If you get that set up, hosts at 192.168.2.2, on the DMZ, should be able to see connections from 192.168.1.2, on the LAN, using its original IP address.

That should work if what you had was a Linux box with three Ethernet cards (one for each of the Internet, LAN, and WAN) and the VLAN switch hardware stuff wasn’t in the picture; you’d just not do any VLAN stuff then. I’m not 100% certain that any VLAN switching fabric stuff might muck that up — I’ve only very rarely touched VLANs myself, and never tried to do this, use VLANs to hack switch fabric attached directly to a router to act like independent NICs. But I can believe that it’d work.

If you do set it up, I’d also fire up sudo tcpdump on the server. If things are working correctly, sudo ping -b 192.168.1.255 on a host on the LAN shouldn’t show up as reaching the server. However, ping 192.168.2.2 should.

You’re going to want traffic that doesn’t match a NAT table entry and is coming in from the Internet to be forwarded to the DMZ vlan.

That’s a high-level of what I believe needs to happen.
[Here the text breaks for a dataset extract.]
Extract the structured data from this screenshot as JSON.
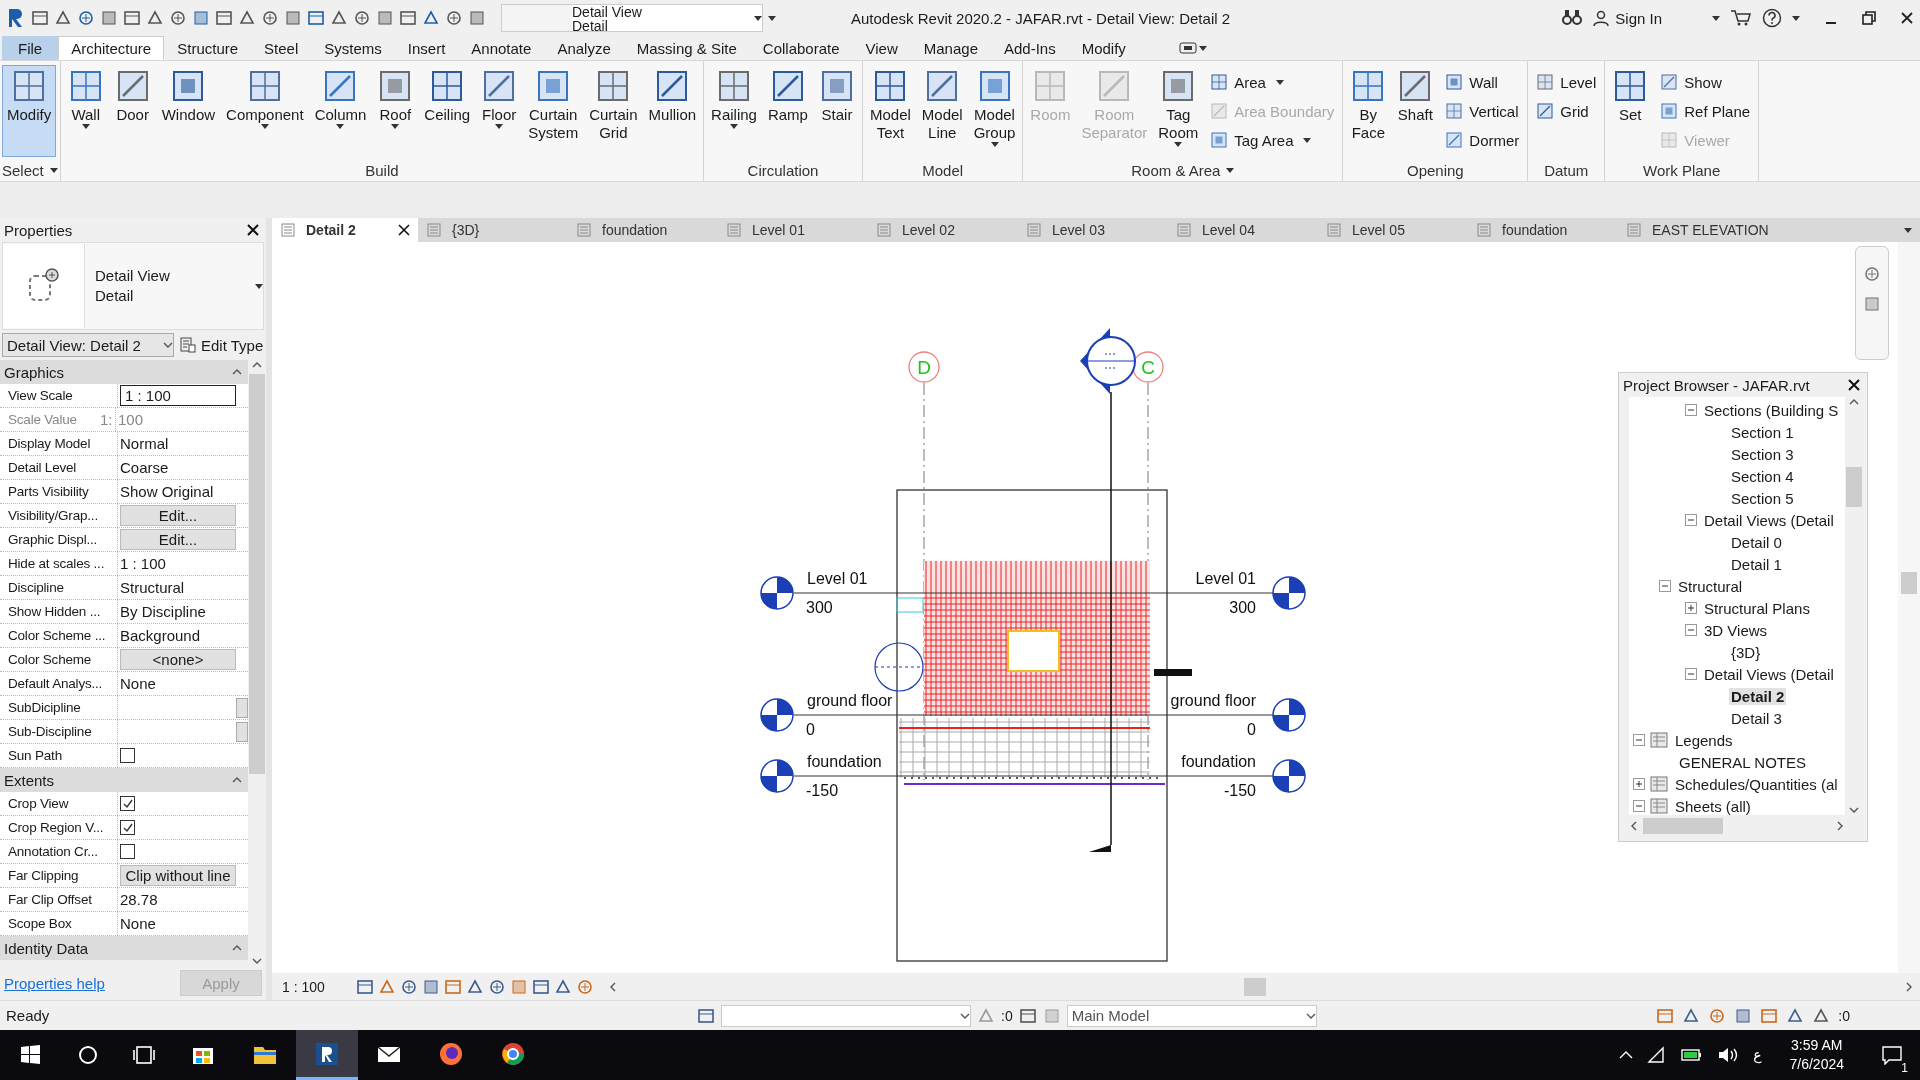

But I can’t give you a hand-holding walkthrough to configure it via off-the-cuff knowledge, because I haven’t needed to do a fair bit of this myself — sorry on that.

EDIT: This isn’t the question you asked, but I’d also add that what I’d probably do myself if I were planning to set something like this up is get a small, low power Linux machine with multiple NICs (well, okay, probably one NIC, multiple ports). That cuts the switch-level stuff that I think that you’d likely otherwise need to contend with out of the picture, and then I don’t think that you’d need to deal with VLANs, which is a headache that I wouldn’t want, especially if getting it wrong might have security implications. If you need more ports for the LAN, then just throw a regular old separate hardware Ethernet switch on the LAN port. You know that the switch can’t be moving traffic between the LAN and DMZ networks itself then, because it can’t touch the DMZ. But I don’t know whether that’d make financial sense in your case, if you’ve already got the router hardware.